Pourquoi un Groupe " Science politique comparée des administrations " ?

Maintes raisons justifient la mise en place de ce Groupe. La principale est qu’au rebours d’une longue période où " la science politique française (fut) oublieuse de l’administration publique " (Françoise Dreyfus), les années récentes sont marquées par une floraison de recherches. La science politique française des années 1960-70 n’avait guère accordé d’attention aux administrations. Cet état de fait se comprend à la fois comme le produit d’une émancipation du droit public, auquel l’administration avait été abandonnée comme un " vieil objet ", et comme le produit de cette " exception française " qui, du fait de la majesté traditionnelle de l’Etat et de ses " grands commis ", voyait reconnaître à ceux-ci un magistère, en pratique incontesté, du discours légitime sur l’Etat, ses administrations et leurs réformes.

Ce désintérêt contraste avec un monde anglo-saxon où la " Public Administration " est très prospère, de même que chez nos voisins européens, où l’étude des institutions administratives bénéficie d’un fort rayonnement, et les " academics " qui les étudient aussi — leurs anciens étudiants devenus hauts fonctionnaires les sollicitant souvent comme consultants car la porosité est plus grande qu’en France entre recherche et " milieu décisionnel central ".

Toutefois, un faisceau de facteurs convergents, où se mêlent l’essor de l’analyse des politiques publiques qui, traitant de " L’Etat en action ", l’a donné à voir comme un Gulliver empêtré d’administrations concurrentes, et les effets d’un retour de flamme " néo-institutionnaliste ", a permis la floraison récente de recherches consacrées aux mondes administratifs, en leurs formes différenciées.
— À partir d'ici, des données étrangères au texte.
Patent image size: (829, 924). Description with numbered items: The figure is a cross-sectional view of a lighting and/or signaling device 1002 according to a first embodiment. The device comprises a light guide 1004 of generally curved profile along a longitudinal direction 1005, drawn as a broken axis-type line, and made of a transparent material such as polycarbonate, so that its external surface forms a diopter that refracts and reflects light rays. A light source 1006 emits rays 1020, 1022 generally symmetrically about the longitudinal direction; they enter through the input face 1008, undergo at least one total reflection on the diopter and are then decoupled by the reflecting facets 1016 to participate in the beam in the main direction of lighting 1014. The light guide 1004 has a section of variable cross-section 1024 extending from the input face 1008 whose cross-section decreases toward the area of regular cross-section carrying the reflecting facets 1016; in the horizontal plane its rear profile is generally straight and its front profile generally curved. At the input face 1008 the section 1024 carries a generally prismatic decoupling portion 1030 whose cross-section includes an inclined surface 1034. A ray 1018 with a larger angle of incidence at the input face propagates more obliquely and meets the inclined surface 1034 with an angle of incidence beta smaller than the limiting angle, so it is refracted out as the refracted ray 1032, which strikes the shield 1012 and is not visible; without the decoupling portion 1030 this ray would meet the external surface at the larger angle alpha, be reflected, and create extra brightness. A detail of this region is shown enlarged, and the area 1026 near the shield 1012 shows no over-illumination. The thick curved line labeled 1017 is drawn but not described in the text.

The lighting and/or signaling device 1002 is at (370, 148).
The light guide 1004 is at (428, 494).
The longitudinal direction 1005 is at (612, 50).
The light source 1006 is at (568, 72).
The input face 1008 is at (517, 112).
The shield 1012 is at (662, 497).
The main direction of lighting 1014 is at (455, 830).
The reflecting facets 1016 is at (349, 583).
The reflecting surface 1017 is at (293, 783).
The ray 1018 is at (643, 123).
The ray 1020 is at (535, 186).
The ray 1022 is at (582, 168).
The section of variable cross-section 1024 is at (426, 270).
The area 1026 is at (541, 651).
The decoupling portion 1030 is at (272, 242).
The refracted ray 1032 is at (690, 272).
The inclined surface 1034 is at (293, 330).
Au-delà de leur variété, une caractéristique modale de ces travaux est bien que, par leur formation intellectuelle, leur ancrage universitaire, leurs méthodes et leurs cadres d’analyse, ils appartiennent aux sciences sociales, et pour la plupart à la science politique, c’est-à-dire se distinguent d’une approche juridique des institutions. Ces recherches manifestent le souci commun de réinvestir en politistes/politologues le champ de l’institutionnel, en l’espèce celui des institutions administratives — quand d’autres ont opéré un mouvement similaire vers les institutions politico-constitutionnelles. Appréhender ainsi les institutions, c’est s’enraciner dans des études empiriques approfondies qui permettent de saisir " l’épaisseur " des institutions, en leur double dimension d’univers de pratiques et d’univers de sens. Les institutions étant un ordre routinier fait d’histoire objectivée, ces études s’appuient souvent sur une connaissance socio-historique. De plus, comme les institutions administratives ne sont ni abstraites ni inertes, leur étude ne se conçoit pas sans une connaissance approfondie des agents publics qui vivent dans les institutions et leur donnent vie, c’est-à-dire sans une sociologie des acteurs, ni sans des liens à l’évidence étroits avec la sociologie de l’action publique que ces acteurs, en interactions complexes avec d’autres, concourent à produire. Sans exclusive, l’étude politiste des administrations se développe ainsi, à l’articulation entre la sociologie des acteurs et des groupes, la sociologie des institutions, la sociologie du travail et la sociologie de l’action publique, comme un complément susceptible de jeter des ponts nouveaux entre ces spécialités bien établies.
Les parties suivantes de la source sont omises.